J’avais déjà parlé de Sinaïve pour son précédent EP, de grande valeur. Je retrouve le trio de Strasbourg en forme égale sur ce Super 45 t. où scintillent quatre morceaux dont le tout premier, Ténèbres, me remet en bouche ce goût délectable de lo-fi saturée aux chants merveilleusement naïfs. Masculin et féminin se complètent, presque angéliquement, sur fond de guitares qui crépitent. Tout feu tout flamme, un brin shoegaze dans ses vocaux éthérés, Sinaïve démarre fort. Il faudra traverser, ensuite, élague l’horizon et se contente d’un guitare voix sensitif, folk, sans plus de parure. Restent les textes, les voix unies, qui méritent toute notre attention. C’est dans la détente, bellote, que le groupe poursuit son effort. Sans ratage, sans non plus se fourvoyer. Space Ronsard, qui renoue avec une trame turbulente, un peu psyché, underground, fuzzy et spatiale, lui assure une continuité dans la qualité.
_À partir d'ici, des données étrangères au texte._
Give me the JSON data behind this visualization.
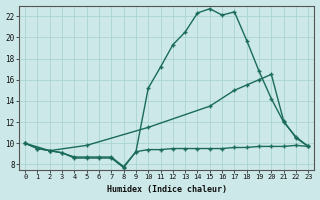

J’aime aussi sa pochette, synonyme de féminité encanaillée, de live, d’amplis chauffés à blanc. Super 45 t. passe foutrement vite; c’est sur un Trash mental noisy façon Jesus and Mary Chain, à la différence qu’ici les voix se font plus sucrées, qu’il trouve son terme. Libre, sans glissières ni règles qui ne soient pas les siennes, Sinaïve marque de nouveaux points avec cette sortie, inscrite au chapitre chez trois labels eux aussi remarquables. C’est du zéro défaut, du fait maison, bref, on n’en disconviendra pas, mais de valeur, qui nous est refilé avec les quatre compositions d’une galette que Michel Cloup et consorts auraient glissé sans hésiter sur leurs supports des débuts.
Photos Sandrine Champdavoine.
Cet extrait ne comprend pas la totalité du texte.